Garfield's mother had her pooch on a leash to watch the sendoff from Rainbow Harbor. The dog was spooked by the repeated shotgun blasts saluting the departing boats, and Garfield was well on her way to the starting line when she heard by cell phone from her mother that the animal was lost. She returned to the harbor and after a frantic search found the dog, then reached the start with a half-hour to spare.

Challenged America, the team of disabled sailors from San Diego, started its second successive Transpac unexpectedly shorthanded. They suffered a blow only a day earlier when they learned they'd be sailing with only five men. Jeff Reinhold, a paraplegic from Kirkland, Wash., had an infection in his left elbow serious enough that medical attendants advised him not to go.

"Chances are it would be OK," the disheartened Reinhold said, "but if it wasn't it could be a problem."

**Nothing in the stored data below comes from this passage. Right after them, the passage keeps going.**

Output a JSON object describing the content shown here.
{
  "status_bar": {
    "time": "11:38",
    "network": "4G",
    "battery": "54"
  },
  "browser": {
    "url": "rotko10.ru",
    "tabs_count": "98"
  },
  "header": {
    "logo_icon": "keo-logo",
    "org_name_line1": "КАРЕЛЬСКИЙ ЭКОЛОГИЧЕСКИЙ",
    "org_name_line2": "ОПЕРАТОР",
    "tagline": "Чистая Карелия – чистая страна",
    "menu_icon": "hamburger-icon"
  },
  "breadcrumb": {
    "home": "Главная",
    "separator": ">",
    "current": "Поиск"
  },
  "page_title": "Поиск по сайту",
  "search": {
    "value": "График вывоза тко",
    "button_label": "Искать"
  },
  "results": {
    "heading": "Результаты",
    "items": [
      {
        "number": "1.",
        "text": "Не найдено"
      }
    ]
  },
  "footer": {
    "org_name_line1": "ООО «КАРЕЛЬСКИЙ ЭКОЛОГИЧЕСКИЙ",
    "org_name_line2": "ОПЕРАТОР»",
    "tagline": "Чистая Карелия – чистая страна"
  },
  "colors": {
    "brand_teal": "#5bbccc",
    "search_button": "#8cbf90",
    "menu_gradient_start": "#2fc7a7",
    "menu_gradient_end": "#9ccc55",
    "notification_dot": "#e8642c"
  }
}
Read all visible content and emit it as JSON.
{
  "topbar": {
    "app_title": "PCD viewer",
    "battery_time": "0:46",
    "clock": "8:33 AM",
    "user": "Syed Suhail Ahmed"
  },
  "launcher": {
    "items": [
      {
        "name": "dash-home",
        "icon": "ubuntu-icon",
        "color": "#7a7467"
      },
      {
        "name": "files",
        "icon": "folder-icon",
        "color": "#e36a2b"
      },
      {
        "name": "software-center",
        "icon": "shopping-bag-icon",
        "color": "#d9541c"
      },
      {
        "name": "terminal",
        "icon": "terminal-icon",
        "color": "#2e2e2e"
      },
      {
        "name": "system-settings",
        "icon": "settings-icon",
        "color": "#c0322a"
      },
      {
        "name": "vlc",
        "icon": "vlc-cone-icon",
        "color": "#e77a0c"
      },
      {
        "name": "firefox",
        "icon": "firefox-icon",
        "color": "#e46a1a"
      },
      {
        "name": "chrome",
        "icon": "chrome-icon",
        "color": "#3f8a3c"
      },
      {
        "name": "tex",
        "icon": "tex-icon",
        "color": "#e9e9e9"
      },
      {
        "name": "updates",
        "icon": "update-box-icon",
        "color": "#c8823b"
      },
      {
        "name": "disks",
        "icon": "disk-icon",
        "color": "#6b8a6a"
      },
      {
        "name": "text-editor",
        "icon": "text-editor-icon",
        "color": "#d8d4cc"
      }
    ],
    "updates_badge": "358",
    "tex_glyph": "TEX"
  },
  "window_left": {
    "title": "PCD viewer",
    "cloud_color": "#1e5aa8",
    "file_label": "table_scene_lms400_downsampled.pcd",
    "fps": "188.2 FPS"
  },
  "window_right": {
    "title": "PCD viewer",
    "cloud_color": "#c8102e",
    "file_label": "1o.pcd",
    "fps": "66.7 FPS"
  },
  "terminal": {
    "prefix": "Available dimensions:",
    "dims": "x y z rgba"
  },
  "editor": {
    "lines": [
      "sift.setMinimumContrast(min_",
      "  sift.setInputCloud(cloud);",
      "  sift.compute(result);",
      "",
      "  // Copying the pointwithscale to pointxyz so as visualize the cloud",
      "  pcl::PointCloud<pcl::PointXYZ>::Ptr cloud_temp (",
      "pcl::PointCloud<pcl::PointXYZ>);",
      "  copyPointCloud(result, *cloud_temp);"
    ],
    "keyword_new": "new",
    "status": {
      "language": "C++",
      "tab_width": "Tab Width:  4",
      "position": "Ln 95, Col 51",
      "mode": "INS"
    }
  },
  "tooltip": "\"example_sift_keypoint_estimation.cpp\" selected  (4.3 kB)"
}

The possibility of the infection getting worse could find the team in mid-ocean far from professional medical care or, at best, could force the team to abandon the race. Reinhold agreed it wasn't worth the risk.

"I don't even know what I did," he said, "probably just a scratch I got from crawling around inside the boat."

It was too late to get a replacement. The loss of Reinhold, a 20-year racing veteran, leaves the team with Challenged America co-founder Urban Miyares, who is blind and diabetic; Kevin Wixom, leg amputee; Jim Halverson, leg amputee; Scott Meide, arm amputee and able-bodied skipper Joshua Ross.

Miyares, Meide and Ross were on the boat in 2003. Reinhold, Wixom and Halverson were new crew members.

Stan Honey, who will return as navigator on Roy Disney's Pyewacket Sunday, watched the start from the US Sailing Center's press boat. His wife Sally is sailing their Cal 40, Illusion, with three other very capable women. The early conditions were as much a puzzle to Stan Honey as anyone, but he liked the fact that Illusion had followed Soap Opera to the right, well past Point Vicente into open ocean.

"It worked great for us [in 2003, when the Honeys raced Illusion together]," Stan Honey said.

Otherwise, he said, prospects were good for a straight-line race to Hawaii.

"The Pacific High is farther northwest than usual, so it looks like a cautious rhumb line race," he said - with some reservation.

Another Cal 40, Steve Calhoun's Psyche from Palos Verdes Estates, played the pin end of the line at the start, then tacked across transoms to reach the right behind Soap Opera as most of the fleet - including the 67-year-old Odyssey - crept into mid-channel to the left.

Time - and Tuesday morning's position report roll call - would tell who got it right.